Capitalism? Yes, let’s have a trial

7 December 2017
Allen Myers

In announcing his long-avoided royal commission into banking, Malcolm Turnbull said that “it will not put capitalism on trial”. What a shame!

Not that anyone would seriously expect the Turnbull government to do anything useful, but a new trial of capitalism is long overdue.

I say “new trial” because there have been numerous trials in the past. Capitalism was not long out of its swaddling clothes before radical thinkers like Saint-Simon, Fourier, Cabet, Proudhon, Robert Owen were producing devastating indictments. Even earlier, Adam Smith, who thought that capitalists would create the common good despite themselves, had some pretty sharp things to say about capitalist morals.

And that was before Marx and Engels produced not only a thorough indictment but also mountains of evidence and an unanswerable analysis showing why capitalism can’t help behaving as the criminal it is. In the 20th century, Lenin and other Marxists convicted capitalism of the new crimes it committed as it evolved – or rather, degenerated further.

Two world wars, preparations for a third – and possibly a fourth, if anyone survives the third. Countless other wars large and small. Billions of people forced to live their entire lives in poverty while a handful wallow in the luxury created from their misery. Discrimination, persecution, oppression, torture – these are such worldwide norms of modern society that the top criminals automatically threaten intervention against any country or group that tries to alleviate them.

Who or what is responsible for this obscene situation?

In an ordinary criminal trial, certain logical connections are taken for granted. For example, if there has been a bank robbery, and there is a trial of defendants who were found in possession of most of the loot, guns that were fired in the course of the robbery, diagrams of where stocks of cash and CCTV cameras are located and so on, juries don’t have much trouble arriving at a conclusion.

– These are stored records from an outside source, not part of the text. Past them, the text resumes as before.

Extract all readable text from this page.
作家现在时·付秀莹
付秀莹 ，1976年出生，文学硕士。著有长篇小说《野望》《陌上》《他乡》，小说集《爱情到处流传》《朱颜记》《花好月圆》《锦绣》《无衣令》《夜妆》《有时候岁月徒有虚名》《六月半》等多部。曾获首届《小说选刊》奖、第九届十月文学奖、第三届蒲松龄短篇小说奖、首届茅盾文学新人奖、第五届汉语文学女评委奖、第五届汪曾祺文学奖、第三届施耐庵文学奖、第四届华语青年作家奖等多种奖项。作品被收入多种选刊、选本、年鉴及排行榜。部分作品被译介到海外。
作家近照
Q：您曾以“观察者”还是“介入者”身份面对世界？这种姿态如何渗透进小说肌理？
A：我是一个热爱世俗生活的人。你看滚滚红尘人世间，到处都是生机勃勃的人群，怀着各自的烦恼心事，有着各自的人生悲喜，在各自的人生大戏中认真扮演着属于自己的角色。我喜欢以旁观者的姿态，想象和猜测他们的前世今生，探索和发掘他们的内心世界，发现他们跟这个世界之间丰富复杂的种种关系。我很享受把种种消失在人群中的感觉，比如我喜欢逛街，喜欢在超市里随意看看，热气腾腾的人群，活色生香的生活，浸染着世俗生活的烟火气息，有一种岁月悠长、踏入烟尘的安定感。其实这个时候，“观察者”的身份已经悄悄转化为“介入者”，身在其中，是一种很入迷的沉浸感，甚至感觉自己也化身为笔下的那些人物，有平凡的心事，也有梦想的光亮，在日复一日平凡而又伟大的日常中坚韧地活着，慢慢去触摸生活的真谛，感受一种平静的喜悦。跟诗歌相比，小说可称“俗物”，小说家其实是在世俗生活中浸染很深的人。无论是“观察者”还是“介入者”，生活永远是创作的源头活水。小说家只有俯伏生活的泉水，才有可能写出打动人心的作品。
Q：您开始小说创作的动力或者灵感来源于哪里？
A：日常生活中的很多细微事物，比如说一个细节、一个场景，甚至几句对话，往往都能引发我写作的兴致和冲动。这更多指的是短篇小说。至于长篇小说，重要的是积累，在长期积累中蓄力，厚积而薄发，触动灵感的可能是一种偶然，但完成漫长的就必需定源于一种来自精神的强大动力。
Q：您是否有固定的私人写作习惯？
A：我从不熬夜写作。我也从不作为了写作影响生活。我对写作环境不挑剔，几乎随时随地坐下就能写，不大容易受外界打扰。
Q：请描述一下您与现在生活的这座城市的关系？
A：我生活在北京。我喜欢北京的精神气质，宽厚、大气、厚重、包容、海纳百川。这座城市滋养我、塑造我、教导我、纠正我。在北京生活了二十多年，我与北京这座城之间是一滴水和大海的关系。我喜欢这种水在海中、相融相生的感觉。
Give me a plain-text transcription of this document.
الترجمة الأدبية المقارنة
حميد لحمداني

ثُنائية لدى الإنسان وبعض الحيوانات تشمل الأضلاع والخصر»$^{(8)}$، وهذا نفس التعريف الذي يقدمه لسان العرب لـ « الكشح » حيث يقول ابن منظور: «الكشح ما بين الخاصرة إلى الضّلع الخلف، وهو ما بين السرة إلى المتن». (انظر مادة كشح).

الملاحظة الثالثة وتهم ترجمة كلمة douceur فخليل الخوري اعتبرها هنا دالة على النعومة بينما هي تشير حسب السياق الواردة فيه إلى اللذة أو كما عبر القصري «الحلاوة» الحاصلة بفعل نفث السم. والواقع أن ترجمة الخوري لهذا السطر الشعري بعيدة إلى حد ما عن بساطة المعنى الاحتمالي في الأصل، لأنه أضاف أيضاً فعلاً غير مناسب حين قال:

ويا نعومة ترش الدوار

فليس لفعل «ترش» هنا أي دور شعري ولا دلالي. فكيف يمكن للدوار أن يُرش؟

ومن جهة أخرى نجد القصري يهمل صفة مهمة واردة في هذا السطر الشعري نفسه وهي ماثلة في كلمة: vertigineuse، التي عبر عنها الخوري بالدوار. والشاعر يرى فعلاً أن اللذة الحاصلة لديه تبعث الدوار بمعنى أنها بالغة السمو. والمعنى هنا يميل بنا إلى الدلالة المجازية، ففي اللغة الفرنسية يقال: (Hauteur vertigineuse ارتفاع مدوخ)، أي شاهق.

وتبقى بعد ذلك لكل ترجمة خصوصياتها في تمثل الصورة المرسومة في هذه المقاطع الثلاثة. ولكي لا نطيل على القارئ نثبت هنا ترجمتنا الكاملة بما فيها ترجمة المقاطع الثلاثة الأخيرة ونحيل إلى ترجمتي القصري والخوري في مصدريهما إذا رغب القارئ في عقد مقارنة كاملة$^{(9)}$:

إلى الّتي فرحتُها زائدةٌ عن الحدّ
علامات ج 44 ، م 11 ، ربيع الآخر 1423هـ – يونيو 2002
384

This is why lawyers for the defence, like Turnbull and Shorten, are opposed to putting capitalism on trial: they know the evidence is overwhelming.

For the rest of us, let’s keep reminding the rest of the “jury” of what the evidence shows, until we have convinced enough of them to be able to deliver our verdict – and sentence. And while in general I’m opposed to capital punishment, the case of capitalism is definitely an exception.